Smart dressings monitor wound healing

Smart dressings monitor wound healing

The ability to track the healing process of a wound could become easier thanks to the next generation of wound dressings developed by a team of scientists and engineers at RMIT University. 

Harnessing the powerful antibacterial and antifungal properties of magnesium hydroxide, the multifunctional, antimicrobial dressings feature fluorescent sensors that glow brightly under UV light if infection starts to set in and can be used to monitor healing progress.   

Healthy skin is naturally slightly acidic while infected wounds are moderately alkaline.   

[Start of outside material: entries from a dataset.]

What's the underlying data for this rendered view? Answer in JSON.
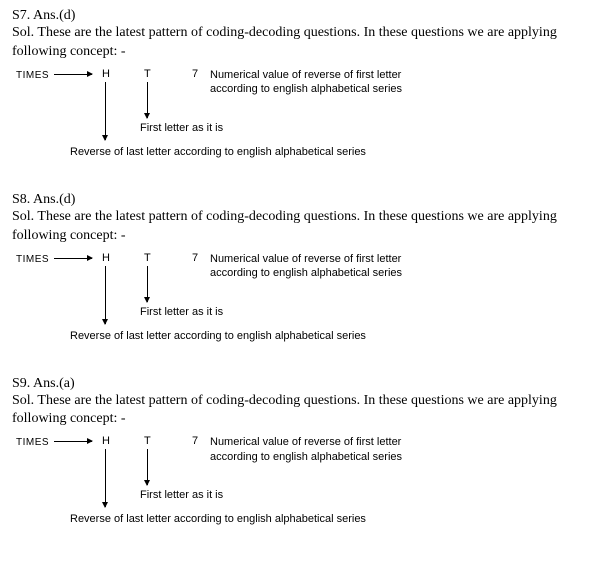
{
  "solutions": [
    {
      "id": "S7",
      "answer": "Ans.(d)",
      "sol_text": "Sol. These are the latest pattern of coding-decoding questions. In these questions we are applying following concept: -"
    },
    {
      "id": "S8",
      "answer": "Ans.(d)",
      "sol_text": "Sol. These are the latest pattern of coding-decoding questions. In these questions we are applying following concept: -"
    },
    {
      "id": "S9",
      "answer": "Ans.(a)",
      "sol_text": "Sol. These are the latest pattern of coding-decoding questions. In these questions we are applying following concept: -"
    }
  ],
  "diagram": {
    "word": "TIMES",
    "col1": "H",
    "col2": "T",
    "col3": "7",
    "desc_num_line1": "Numerical value of reverse of first letter",
    "desc_num_line2": "according to english alphabetical series",
    "desc_first": "First letter as it is",
    "desc_reverse": "Reverse of last letter according to english alphabetical series"
  }
}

Under UV light, the nanosheets glow brightly in alkaline environments and fade in acidic conditions, indicating the different pH levels that mark the stages of wound healing.   

Project leader Dr Vi Khanh Truong said the development of cost-effective antimicrobial dressings with built-in healing sensors would be a significant advance in wound care.   

“Currently the only way to check the progress of wounds is by removing bandage dressings, which is both painful and risky, giving pathogens the chance to attack,” Dr Truong said.  

Though magnesium is known to be antimicrobial, anti-inflammatory and highly biocompatible, there has been little practical research on how it could be used on medically relevant surfaces like dressings and bandages. 

The study published in ACS Applied Materials and Interfaces, with lead author Dr Adam Truskewycz (now at the University of Bergen, Norway), is the first to develop fluorescent magnesium hydroxide nanosheets that could contour to the curves of bandage fibres. 

Dr Truong said the dressings are cheaper to produce than silver-based dressings but equally as effective in fighting bacteria and fungi – laboratory tests showed the magnesium hydroxide nanosheets were non-toxic to human cells, while destroying emerging pathogens like drug-resistant golden staph and Candida auris – with their antimicrobial power lasting up to a week. 

Once proven, Dr Truong said the technology has the potential for both clinical and personal use and suitability for all types of wounds as the nanosensors are built into the dressing. 

The research team is looking to collaborate with clinicians to further progress the technology, through pre-clinical and clinical trials. 

The research was supported by the Australian-American Fulbright Program.  

 

Caption: The fluorescent nanosensors respond to changes in pH, making them ideal for use as sensors to track healing. Image: RMIT University.